93 – Au Dragonfly avec Michael, Estevan Castillo Joailler, Rincon Trading Post, Dîner avec Robbie et Jim

Pamela et Carolyn partent ce matin. Michael et moi les aidons à embarquer leurs bagages. Hugs d’adieu.

Michael me propose d’aller prendre un café-croissant aux amandes au Dragonfly, les meilleurs homemade gâteaux de Taos, 3 sortes de puddings, des tartes, des cheesecakes, un tiramisu… et leur fameux croissant aux amandes. Oui délicieux. On bavarde, un de ses amis se joint à nous. Sa femme arrive, elle est suisse. Ils devaient partir la semaine dernière. Ah l’Europe! Et le nuage, toujours là à enrayer les plans de retour. Le frigidaire a été rempli par tous les départs. Je déjeune.

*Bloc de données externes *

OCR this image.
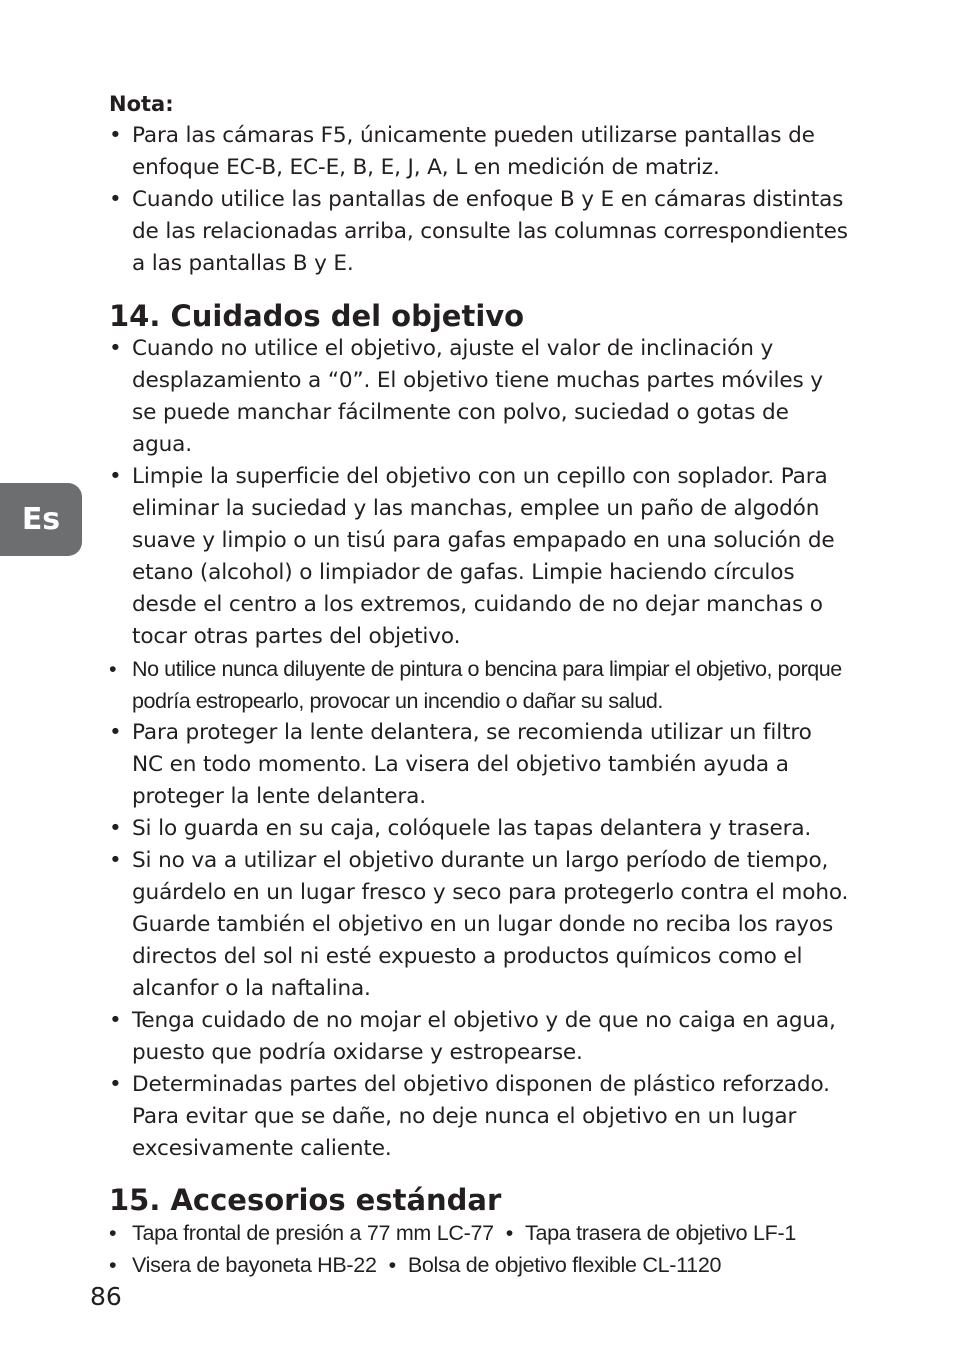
Nota:

• Para las cámaras F5, únicamente pueden utilizarse pantallas de enfoque EC-B, EC-E, B, E, J, A, L en medición de matriz.
• Cuando utilice las pantallas de enfoque B y E en cámaras distintas de las relacionadas arriba, consulte las columnas correspondientes a las pantallas B y E.
14. Cuidados del objetivo
• Cuando no utilice el objetivo, ajuste el valor de inclinación y desplazamiento a “0”. El objetivo tiene muchas partes móviles y se puede manchar fácilmente con polvo, suciedad o gotas de agua.
• Limpie la superficie del objetivo con un cepillo con soplador. Para eliminar la suciedad y las manchas, emplee un paño de algodón suave y limpio o un tisú para gafas empapado en una solución de etano (alcohol) o limpiador de gafas. Limpie haciendo círculos desde el centro a los extremos, cuidando de no dejar manchas o tocar otras partes del objetivo.
• No utilice nunca diluyente de pintura o bencina para limpiar el objetivo, porque podría estropearlo, provocar un incendio o dañar su salud.
• Para proteger la lente delantera, se recomienda utilizar un filtro NC en todo momento. La visera del objetivo también ayuda a proteger la lente delantera.
• Si lo guarda en su caja, colóquele las tapas delantera y trasera.
• Si no va a utilizar el objetivo durante un largo período de tiempo, guárdelo en un lugar fresco y seco para protegerlo contra el moho. Guarde también el objetivo en un lugar donde no reciba los rayos directos del sol ni esté expuesto a productos químicos como el alcanfor o la naftalina.
• Tenga cuidado de no mojar el objetivo y de que no caiga en agua, puesto que podría oxidarse y estropearse.
• Determinadas partes del objetivo disponen de plástico reforzado. Para evitar que se dañe, no deje nunca el objetivo en un lugar excesivamente caliente.
15. Accesorios estándar
• Tapa frontal de presión a 77 mm LC-77 • Tapa trasera de objetivo LF-1
• Visera de bayoneta HB-22 • Bolsa de objetivo flexible CL-1120
Es
86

Puis je continue mon exploration de la ville avec le Rincon Trading Post, à la fois petit musée de famille, auberge et magasin. Estevan Castillo est joailler comme son grand Père, Ralph Meyers, le fondateur de ce comptoir. Celui-ci lui a légué ses outils, ceux-là même qu’il s’était fabriqué pour ses créations.
Estevan travaille avec son fils Michael.

Là encore, on discute, il m’explique en particulier la technique où ils réunissaient tous les restes d’argent qu’ils refondaient en les coulant ensuite dans le sable qui servait de moule. Me reparle des inlays et overlays, me montre un collier dont il a fait chaque perle en argent et un pendentif, des bracelets et des bagues. Il va chercher les poinçons qui ont servi aux différents motifs. Ensuite il sort de vieilles de sa mère enfant, photos de ses parents, prises devant le magasin, d’amis, de fêtes avec les voisins. Un plaisir de voir le passé se dérouler là sur la table et de l’écouter raconter cette vie d’avant.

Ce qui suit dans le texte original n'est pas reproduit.